Assessing female infertility necessitates an understanding of ovulation and ovarian reserve biomarkers. Anti-Müllerian Hormone (AMH), which reflects the size of the primordial follicle pool, has potential as a predictive marker for menopause; however, further studies are required to validate its clinical utility 34 . Research on oocytes and granulosa cells has revealed that, in women over 38 years of age, luteinized granulosa cells exhibit various abnormalities associated with reduced fertility 35 . However, other studies suggest that ovarian reserve indicators, such as AMH and follicle-stimulating hormone (FSH), do not correlate with a decline in future reproductive potential. Due to this lack of correlation, caution is advised in using ovarian reserve biomarkers as predictive tools for future fertility outcomes 36 .
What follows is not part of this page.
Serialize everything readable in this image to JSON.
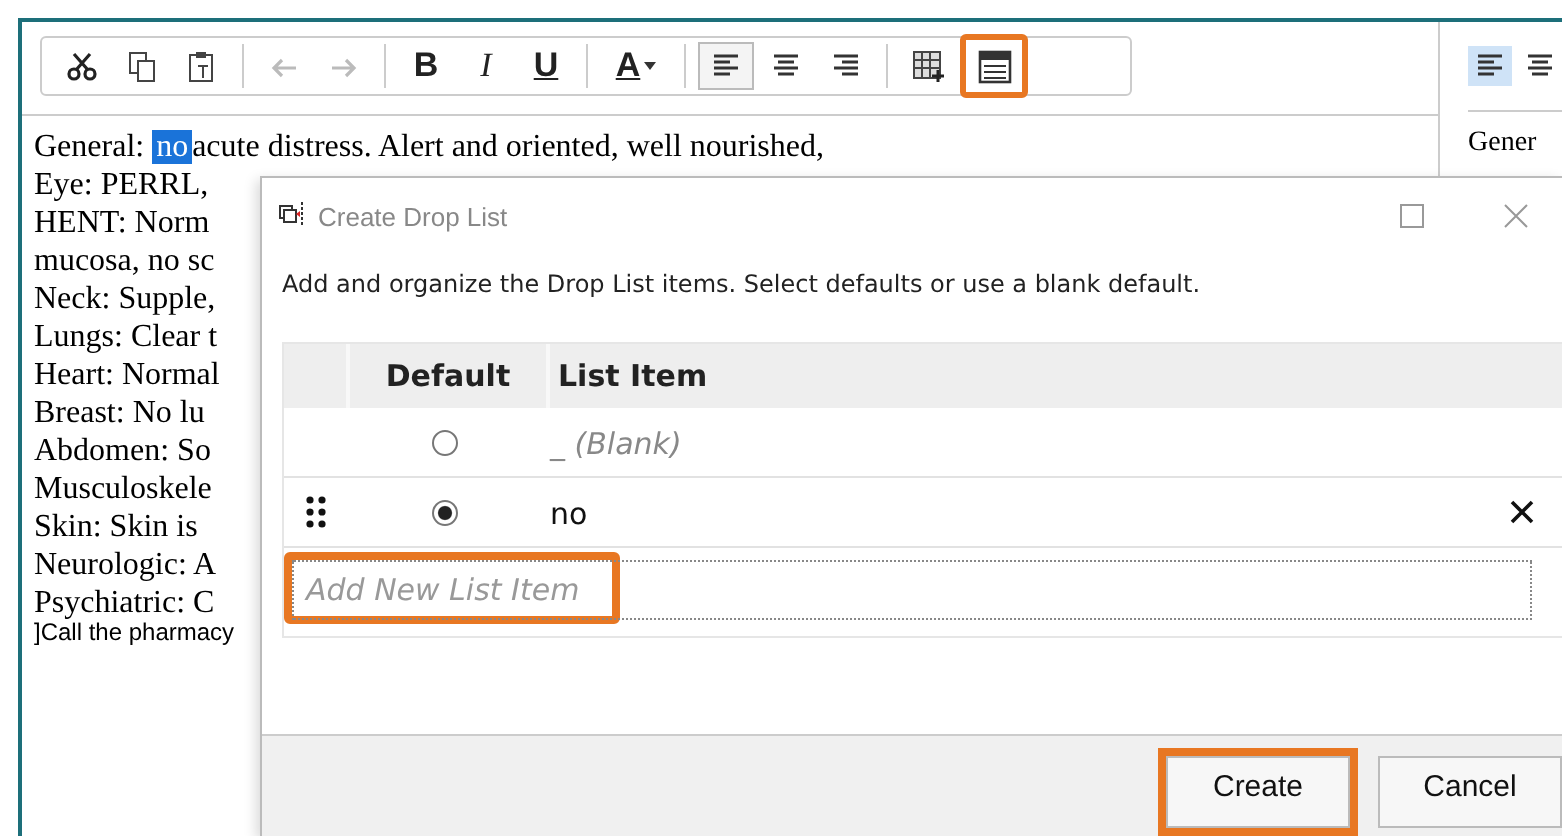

Relative Fat Mass (RFM) is a more effective measure than Body Mass Index (BMI) for assessing visceral fat, which plays a crucial role in metabolic disorders and infertility. Unlike BMI, which is a general indicator of body fat, RFM incorporates waist circumference, offering a more accurate reflection of visceral fat distribution. Visceral fat has a direct impact on ovarian function and fertility, particularly by influencing insulin resistance and chronic inflammation. These mechanisms, which are central to reproductive health, are more precisely captured by RFM compared to BMI. Numerous studies have demonstrated that RFM outperforms BMI in predicting metabolic diseases and reproductive health outcomes, including infertility. Consequently, RFM is a more reliable tool for screening fertility risk, particularly in women with normal BMI but elevated visceral fat, where traditional BMI may fail to identify those at higher risk 37 – 40 .
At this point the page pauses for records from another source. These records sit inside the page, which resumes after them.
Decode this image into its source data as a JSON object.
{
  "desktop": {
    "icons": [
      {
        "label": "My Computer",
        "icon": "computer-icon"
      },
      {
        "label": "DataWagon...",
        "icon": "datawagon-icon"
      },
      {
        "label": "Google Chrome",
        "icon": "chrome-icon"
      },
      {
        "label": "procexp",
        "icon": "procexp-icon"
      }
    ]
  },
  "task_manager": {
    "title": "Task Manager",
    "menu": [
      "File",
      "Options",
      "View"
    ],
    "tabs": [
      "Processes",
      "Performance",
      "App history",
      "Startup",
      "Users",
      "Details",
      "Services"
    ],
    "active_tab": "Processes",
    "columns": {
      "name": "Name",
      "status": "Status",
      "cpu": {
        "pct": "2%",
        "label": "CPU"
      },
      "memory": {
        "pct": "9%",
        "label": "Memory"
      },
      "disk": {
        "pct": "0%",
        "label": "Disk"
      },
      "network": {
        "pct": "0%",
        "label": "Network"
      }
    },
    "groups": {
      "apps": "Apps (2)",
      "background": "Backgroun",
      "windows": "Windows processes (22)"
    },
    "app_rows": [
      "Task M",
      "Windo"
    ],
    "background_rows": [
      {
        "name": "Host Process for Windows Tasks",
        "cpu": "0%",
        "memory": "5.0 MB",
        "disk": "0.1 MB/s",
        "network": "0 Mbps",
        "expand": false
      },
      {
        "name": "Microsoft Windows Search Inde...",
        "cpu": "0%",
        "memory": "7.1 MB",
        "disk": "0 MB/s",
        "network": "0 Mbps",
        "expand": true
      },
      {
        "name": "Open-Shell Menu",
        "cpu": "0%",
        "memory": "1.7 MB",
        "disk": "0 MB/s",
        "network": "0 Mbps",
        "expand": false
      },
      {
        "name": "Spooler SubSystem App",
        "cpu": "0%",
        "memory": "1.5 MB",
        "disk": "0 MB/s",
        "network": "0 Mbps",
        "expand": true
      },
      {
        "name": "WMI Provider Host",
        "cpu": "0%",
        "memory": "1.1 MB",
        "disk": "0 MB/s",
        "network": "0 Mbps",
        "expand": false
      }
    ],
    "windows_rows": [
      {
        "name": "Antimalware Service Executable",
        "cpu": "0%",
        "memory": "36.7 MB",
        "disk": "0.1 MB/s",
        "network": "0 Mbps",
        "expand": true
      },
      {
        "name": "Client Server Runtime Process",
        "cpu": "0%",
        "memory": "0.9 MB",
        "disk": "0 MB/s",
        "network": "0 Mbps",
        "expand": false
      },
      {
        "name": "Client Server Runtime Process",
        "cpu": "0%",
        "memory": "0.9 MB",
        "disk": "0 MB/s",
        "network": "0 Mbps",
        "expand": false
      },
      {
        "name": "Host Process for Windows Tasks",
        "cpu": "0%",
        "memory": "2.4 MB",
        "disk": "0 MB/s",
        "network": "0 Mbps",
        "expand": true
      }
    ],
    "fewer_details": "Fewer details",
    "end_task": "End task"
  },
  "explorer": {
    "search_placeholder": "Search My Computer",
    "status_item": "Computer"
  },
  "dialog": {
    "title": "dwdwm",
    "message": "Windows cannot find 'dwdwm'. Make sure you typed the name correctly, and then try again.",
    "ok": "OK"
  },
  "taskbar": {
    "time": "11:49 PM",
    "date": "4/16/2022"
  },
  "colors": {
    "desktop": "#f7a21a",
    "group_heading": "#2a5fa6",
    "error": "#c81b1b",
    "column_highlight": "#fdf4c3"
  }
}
Although the etiology of infertility is complex, the role of obesity and abnormal body fat in infertility has been widely recognized 41 – 44 . To better understand the relationship between obesity and infertility, researchers have recently begun to focus on more accurate body fat measurement methods. Relative Fat Mass (RFM), as a new body fat measurement index, has gradually been applied in clinical research 45 – 48 . Compared to the traditional Body Mass Index (BMI), RFM, which combines the ratio of waist circumference to height, more accurately reflects the accumulation of visceral fat. RFM has been proven to be highly correlated with metabolic diseases, but its relationship with female reproductive health, especially infertility, has not been sufficiently studied.
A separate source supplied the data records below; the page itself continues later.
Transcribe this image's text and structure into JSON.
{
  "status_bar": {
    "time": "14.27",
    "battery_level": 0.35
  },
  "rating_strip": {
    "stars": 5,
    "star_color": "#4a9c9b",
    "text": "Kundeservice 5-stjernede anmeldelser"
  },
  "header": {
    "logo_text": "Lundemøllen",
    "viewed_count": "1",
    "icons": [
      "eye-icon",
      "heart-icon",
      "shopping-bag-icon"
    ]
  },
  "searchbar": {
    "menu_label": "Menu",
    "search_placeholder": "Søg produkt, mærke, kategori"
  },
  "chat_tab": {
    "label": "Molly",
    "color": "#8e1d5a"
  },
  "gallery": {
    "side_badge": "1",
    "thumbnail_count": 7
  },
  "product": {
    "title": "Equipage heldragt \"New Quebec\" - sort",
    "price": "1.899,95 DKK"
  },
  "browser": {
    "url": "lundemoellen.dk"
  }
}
Based on this, the aim of this study is to explore the association between RFM and female infertility using a large-sample cross-sectional dataset. We hypothesize that higher levels of RFM may be associated with an increased risk of infertility. The results of this study will provide a new perspective for the prediction of infertility risk and may offer insights for clinical management and health policy formulation.